Announcement

Collapse
No announcement yet.
X
  • Filter
  • Time
  • Show
Clear All
new posts

  • Generate new variables with multiple for and if conditions

    Hello all!
    I'm fairly new to Stata. I have a bunch of farming data for each crop. I have 12 crops and 10 different pieces of information for each crop. So I have a variables crop_name_'name' like this:

    * Example generated by -dataex-. To install: ssc install dataex
    clear
    input str11 crop_name_1 str17(crop_name_2 crop_name_3 crop_name_4 crop_name_5)
    "Cow Peas" "Pigeon Peas" "Green Gram" "Maize" "Nyota Nyayo Beans"
    "Cow Peas" "Green Gram" "Millet" "" ""
    "Green Gram" "Maize" "Sorghum" "" ""
    "Green Gram" "" "" "" ""
    "Green Gram" "Maize" "" "" ""
    "Cow Peas" "Green Gram" "" "" ""
    "Green Gram" "Maize" "" "" ""
    "Cow Peas" "Green Gram" "" "" ""
    "Cow Peas" "Green Gram" "Millet" "" ""

    Now, for each crop, I have corresponding information about various things (type of seed, amount harvested etc.) Each variable about crop information is of a different type.
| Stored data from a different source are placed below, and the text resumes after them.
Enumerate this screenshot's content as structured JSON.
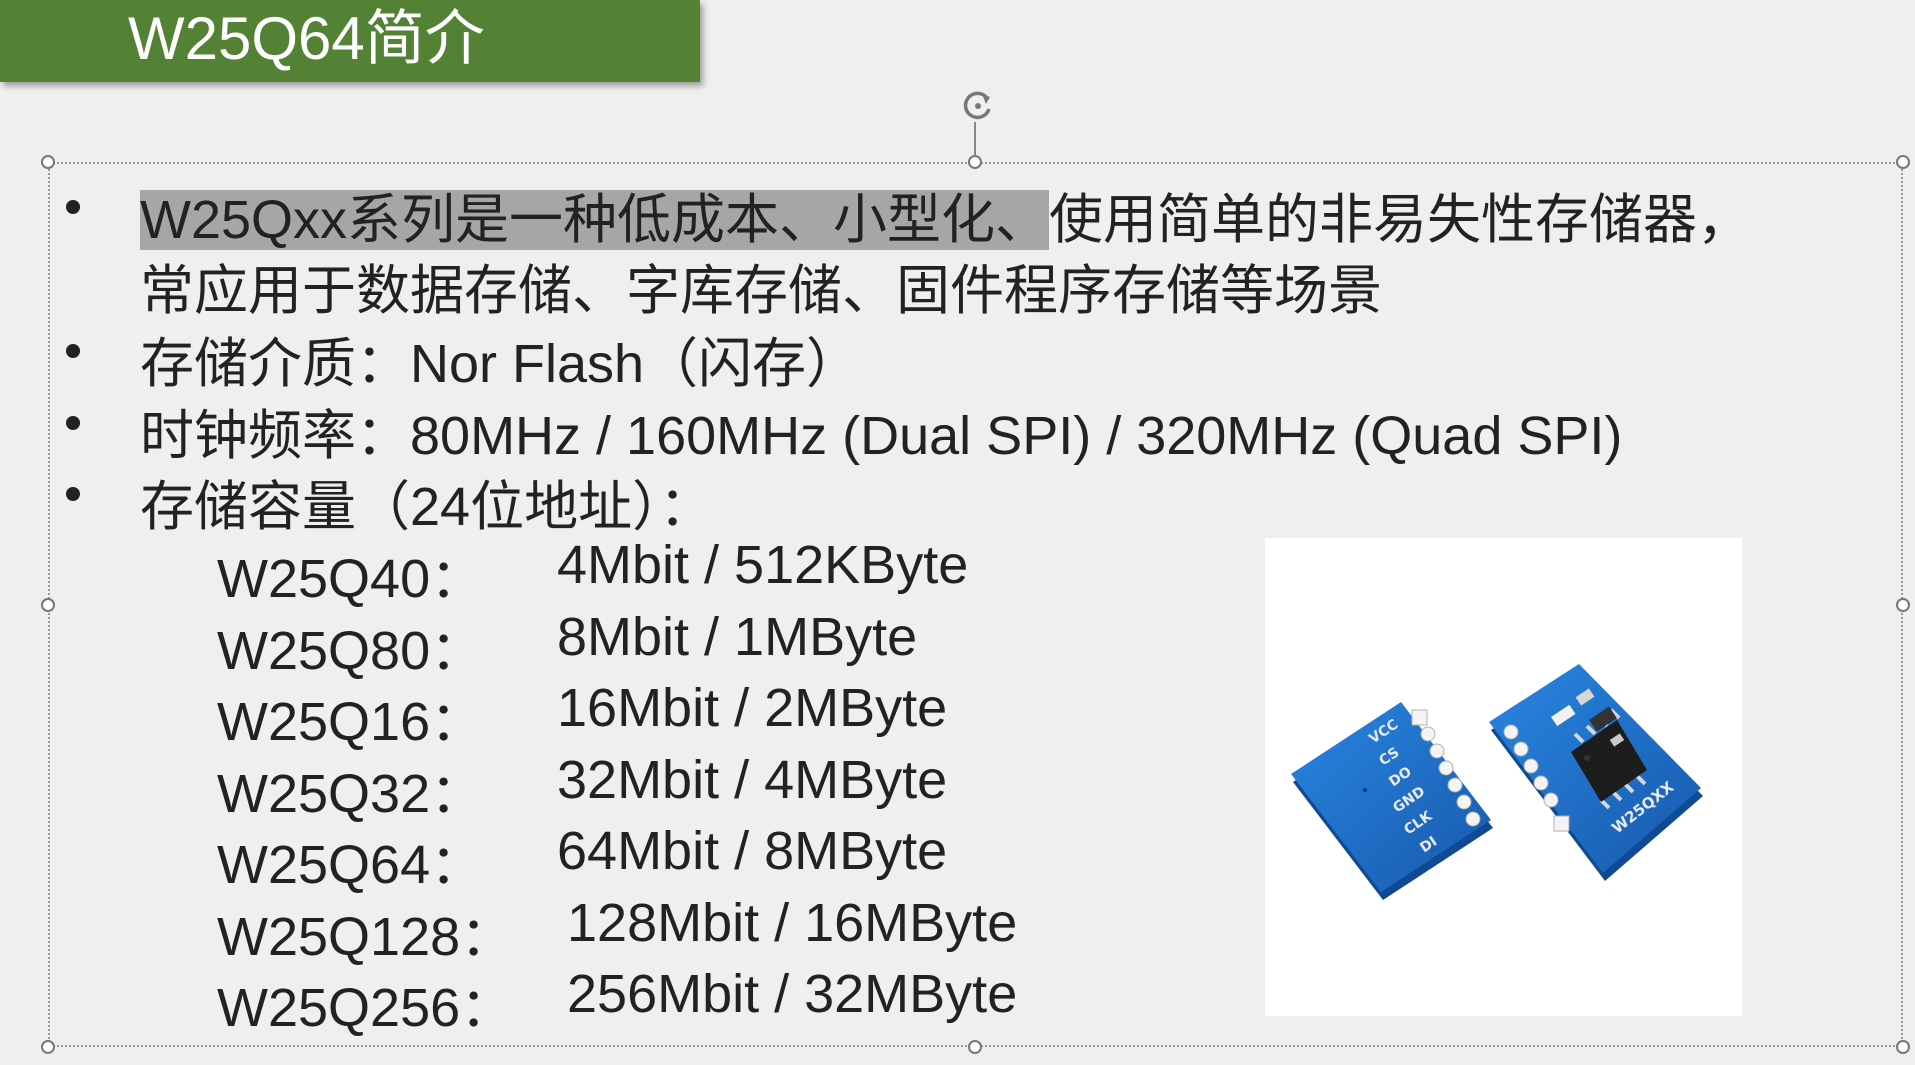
{
  "slide": {
    "title": "W25Q64简介",
    "bullets": [
      {
        "highlighted": "W25Qxx系列是一种低成本、小型化、",
        "rest": "使用简单的非易失性存储器，",
        "line2": "常应用于数据存储、字库存储、固件程序存储等场景"
      },
      {
        "text": "存储介质：Nor Flash（闪存）"
      },
      {
        "text": "时钟频率：80MHz / 160MHz (Dual SPI) / 320MHz (Quad SPI)"
      },
      {
        "text": "存储容量（24位地址）："
      }
    ],
    "capacity_table": [
      {
        "model": "W25Q40：",
        "size": "4Mbit / 512KByte"
      },
      {
        "model": "W25Q80：",
        "size": "8Mbit / 1MByte"
      },
      {
        "model": "W25Q16：",
        "size": "16Mbit / 2MByte"
      },
      {
        "model": "W25Q32：",
        "size": "32Mbit / 4MByte"
      },
      {
        "model": "W25Q64：",
        "size": "64Mbit / 8MByte"
      },
      {
        "model": "W25Q128：",
        "size": "128Mbit / 16MByte"
      },
      {
        "model": "W25Q256：",
        "size": "256Mbit / 32MByte"
      }
    ],
    "module_photo": {
      "pins": [
        "VCC",
        "CS",
        "DO",
        "GND",
        "CLK",
        "DI"
      ],
      "chip_label": "W25QXX",
      "pcb_color": "#1e6fc4"
    }
  }
}
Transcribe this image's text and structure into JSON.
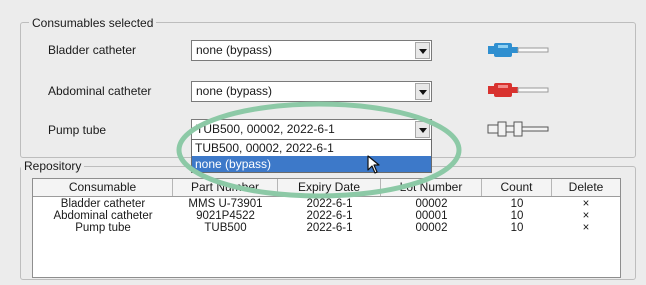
{
  "consumables": {
    "title": "Consumables selected",
    "rows": [
      {
        "label": "Bladder catheter",
        "value": "none (bypass)",
        "icon": "blue-catheter-connector-icon"
      },
      {
        "label": "Abdominal catheter",
        "value": "none (bypass)",
        "icon": "red-catheter-connector-icon"
      },
      {
        "label": "Pump tube",
        "value": "TUB500, 00002, 2022-6-1",
        "icon": "pump-tube-icon"
      }
    ],
    "dropdown_options": [
      "TUB500, 00002, 2022-6-1",
      "none (bypass)"
    ],
    "dropdown_selected_index": 1
  },
  "repository": {
    "title": "Repository",
    "columns": [
      "Consumable",
      "Part Number",
      "Expiry Date",
      "Lot Number",
      "Count",
      "Delete"
    ],
    "rows": [
      [
        "Bladder catheter",
        "MMS U-73901",
        "2022-6-1",
        "00002",
        "10",
        "×"
      ],
      [
        "Abdominal catheter",
        "9021P4522",
        "2022-6-1",
        "00001",
        "10",
        "×"
      ],
      [
        "Pump tube",
        "TUB500",
        "2022-6-1",
        "00002",
        "10",
        "×"
      ]
    ]
  },
  "colors": {
    "highlight_ellipse": "#8cc9a6",
    "selection": "#3d79c9",
    "blue_connector": "#2f8fd0",
    "red_connector": "#d8322f"
  }
}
Here is what data for crop_name_1 looks like:

    "Less than half of the land used of cultivation" "All year-around" "Respondent does not know the size of harvest in bags or kgs" . . . . . "No" . .
    "Less than half of the land used of cultivation" "Two seasons in the year" "Kilos" . 40 . . . "Yes" 30 .
    "Half of the land used for cultivation" "All year-around" "Kilos" . 50 . . . "No" . .
    "All land used for cultivation" "Two seasons in the year" "Kilos" . 0 . . . "" . .
    "More than half of the land used for cultivation" "Two seasons in the year" "Kilos" . 10 . . . "No" . .
    "Half of the land used for cultivation" "Two seasons in the year" "Kilos" . 200 . . . "No" . .
    "Less than half of the land used of cultivation" "Two seasons in the year" "Kilos" . 28 . . . "Yes" 14 .
    "Half of the land used for cultivation" "Two seasons in the year" "Kilos" . 20 . . . "No" . .
    "Half of the land used for cultivation" "One season in the year" "Bags" 90 . 3 . . "Yes" 2.5 .
    "Less than half of the land used of cultivation" "Two seasons in the year" "Kilos" . 70 . . . "Yes" 70 .
    "Less than half of the land used of cultivation" "One season in the year" "Respondent does not know the size of harvest in bags or kgs" . . . . . "No" . .
    "Half of the land used for cultivation" "Two seasons in the year" "Kilos"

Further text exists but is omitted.